Integration of highly probabilistic sources into optical quantum architectures: perpetual quantum computation

TL;DR

This paper proposes an optical quantum computing architecture that uses a single probabilistic photon source to create a scalable, large-scale 3D cluster state, eliminating the need for deterministic photon sources and high-fidelity detectors.

Contribution

It introduces a novel design for an optical topological cluster state computer using only one type of quantum component, simplifying the architecture and reducing resource requirements.

Findings

Eliminates the need for on-demand high-fidelity photon sources.

Uses probabilistic elements while maintaining large-scale structure.

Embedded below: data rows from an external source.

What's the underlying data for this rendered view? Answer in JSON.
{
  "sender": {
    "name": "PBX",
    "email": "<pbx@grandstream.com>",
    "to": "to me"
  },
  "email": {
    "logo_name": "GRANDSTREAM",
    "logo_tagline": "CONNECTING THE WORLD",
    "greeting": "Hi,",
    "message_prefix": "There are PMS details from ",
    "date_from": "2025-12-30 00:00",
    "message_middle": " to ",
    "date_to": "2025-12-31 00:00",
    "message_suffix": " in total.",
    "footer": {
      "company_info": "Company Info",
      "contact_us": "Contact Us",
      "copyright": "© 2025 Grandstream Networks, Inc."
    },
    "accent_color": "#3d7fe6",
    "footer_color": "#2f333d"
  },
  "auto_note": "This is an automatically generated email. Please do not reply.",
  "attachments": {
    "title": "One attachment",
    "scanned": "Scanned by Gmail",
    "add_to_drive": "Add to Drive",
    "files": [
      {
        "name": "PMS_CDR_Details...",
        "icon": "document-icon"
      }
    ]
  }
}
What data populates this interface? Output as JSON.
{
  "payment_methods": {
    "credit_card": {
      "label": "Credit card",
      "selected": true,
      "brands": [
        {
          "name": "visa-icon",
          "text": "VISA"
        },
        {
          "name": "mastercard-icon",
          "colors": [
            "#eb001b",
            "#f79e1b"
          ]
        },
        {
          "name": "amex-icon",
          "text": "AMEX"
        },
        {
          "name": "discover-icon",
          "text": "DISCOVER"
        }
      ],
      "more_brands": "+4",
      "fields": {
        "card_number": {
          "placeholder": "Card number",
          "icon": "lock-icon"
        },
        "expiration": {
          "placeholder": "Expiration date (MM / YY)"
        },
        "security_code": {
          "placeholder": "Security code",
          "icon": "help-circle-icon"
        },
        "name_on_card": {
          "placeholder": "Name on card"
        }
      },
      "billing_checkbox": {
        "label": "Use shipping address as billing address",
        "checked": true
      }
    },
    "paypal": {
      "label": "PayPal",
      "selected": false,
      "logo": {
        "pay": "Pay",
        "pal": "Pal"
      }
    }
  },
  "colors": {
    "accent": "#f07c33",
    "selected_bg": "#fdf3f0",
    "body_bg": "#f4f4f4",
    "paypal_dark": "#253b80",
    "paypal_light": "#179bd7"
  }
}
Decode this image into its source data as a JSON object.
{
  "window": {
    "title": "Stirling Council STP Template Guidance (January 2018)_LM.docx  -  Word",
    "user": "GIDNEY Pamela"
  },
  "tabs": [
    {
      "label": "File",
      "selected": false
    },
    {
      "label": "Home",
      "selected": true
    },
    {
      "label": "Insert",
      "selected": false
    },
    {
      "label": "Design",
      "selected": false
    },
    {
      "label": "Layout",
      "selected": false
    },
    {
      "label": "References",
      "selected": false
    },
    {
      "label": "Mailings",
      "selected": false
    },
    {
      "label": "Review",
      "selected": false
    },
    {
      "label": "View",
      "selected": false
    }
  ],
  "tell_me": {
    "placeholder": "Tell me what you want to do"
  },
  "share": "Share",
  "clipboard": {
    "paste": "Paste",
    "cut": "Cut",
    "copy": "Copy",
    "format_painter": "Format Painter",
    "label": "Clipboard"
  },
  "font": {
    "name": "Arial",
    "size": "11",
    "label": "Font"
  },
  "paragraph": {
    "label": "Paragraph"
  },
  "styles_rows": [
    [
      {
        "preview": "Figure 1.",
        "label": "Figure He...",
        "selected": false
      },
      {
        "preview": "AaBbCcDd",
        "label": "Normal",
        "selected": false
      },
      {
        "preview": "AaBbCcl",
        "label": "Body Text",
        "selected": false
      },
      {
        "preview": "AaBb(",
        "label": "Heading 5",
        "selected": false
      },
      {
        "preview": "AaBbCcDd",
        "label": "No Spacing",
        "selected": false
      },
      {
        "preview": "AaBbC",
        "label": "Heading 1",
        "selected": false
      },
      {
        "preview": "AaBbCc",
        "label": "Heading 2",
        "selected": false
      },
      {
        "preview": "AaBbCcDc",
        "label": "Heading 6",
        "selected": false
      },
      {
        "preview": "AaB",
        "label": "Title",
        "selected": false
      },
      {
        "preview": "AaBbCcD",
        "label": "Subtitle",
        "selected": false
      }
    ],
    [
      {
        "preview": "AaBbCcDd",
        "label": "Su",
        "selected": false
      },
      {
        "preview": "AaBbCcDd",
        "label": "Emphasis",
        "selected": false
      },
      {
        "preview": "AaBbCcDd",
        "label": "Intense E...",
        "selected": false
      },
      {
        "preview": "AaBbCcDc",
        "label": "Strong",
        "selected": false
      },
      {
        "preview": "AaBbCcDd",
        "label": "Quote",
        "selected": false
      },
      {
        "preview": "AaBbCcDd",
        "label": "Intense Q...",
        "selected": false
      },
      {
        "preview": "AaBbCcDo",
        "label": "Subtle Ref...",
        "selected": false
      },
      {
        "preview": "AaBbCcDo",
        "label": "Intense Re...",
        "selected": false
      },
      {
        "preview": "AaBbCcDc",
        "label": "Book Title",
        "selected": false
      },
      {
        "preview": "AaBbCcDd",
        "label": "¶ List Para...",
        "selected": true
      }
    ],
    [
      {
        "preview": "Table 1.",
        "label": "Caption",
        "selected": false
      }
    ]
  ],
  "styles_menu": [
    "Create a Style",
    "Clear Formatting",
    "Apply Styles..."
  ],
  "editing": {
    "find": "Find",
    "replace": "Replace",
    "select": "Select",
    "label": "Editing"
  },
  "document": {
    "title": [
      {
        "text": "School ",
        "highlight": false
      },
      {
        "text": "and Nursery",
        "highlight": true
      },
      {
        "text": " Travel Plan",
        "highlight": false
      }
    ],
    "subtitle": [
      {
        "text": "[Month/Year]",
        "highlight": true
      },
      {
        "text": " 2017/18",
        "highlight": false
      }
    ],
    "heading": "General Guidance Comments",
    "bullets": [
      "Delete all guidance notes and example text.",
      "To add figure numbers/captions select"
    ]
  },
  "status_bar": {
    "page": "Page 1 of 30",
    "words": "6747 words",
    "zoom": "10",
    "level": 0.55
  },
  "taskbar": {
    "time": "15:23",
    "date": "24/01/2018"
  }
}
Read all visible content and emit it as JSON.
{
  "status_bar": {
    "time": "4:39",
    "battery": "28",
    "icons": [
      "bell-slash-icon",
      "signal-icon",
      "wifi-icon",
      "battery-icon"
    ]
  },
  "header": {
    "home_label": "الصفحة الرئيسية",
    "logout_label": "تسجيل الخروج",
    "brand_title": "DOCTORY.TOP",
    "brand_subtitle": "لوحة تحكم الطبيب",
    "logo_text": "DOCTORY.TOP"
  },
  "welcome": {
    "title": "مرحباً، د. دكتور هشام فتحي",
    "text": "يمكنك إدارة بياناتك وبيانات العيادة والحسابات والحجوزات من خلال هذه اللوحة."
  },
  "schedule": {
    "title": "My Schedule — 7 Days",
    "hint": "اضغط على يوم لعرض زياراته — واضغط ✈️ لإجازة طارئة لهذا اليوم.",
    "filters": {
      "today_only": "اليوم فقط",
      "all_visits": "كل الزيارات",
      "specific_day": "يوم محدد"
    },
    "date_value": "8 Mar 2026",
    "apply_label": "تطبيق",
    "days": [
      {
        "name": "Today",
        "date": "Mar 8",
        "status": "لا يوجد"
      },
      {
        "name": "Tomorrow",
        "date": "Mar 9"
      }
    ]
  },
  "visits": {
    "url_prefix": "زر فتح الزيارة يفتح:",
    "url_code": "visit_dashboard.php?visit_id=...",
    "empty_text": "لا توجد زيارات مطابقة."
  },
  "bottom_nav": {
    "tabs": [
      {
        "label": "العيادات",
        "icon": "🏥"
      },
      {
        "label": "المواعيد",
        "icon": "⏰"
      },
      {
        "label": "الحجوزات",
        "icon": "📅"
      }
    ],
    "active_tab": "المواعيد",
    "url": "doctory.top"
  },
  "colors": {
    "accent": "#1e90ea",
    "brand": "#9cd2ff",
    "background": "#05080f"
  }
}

Enables recycling of photons for deep 3D cluster state preparation.

Abstract

In this paper we introduce a design for an optical topological cluster state computer constructed exclusively from a single quantum component. Unlike previous efforts we eliminate the need for on demand, high fidelity photon sources and detectors and replace them with the same device utilised to create photon/photon entanglement. This introduces highly probabilistic elements into the optical architecture while maintaining complete specificity of the structure and operation for a large scale computer. Photons in this system are continually recycled back into the preparation network, allowing for a arbitrarily deep 3D cluster to be prepared using a comparatively small number of photonic qubits and consequently the elimination of high frequency, deterministic photon sources.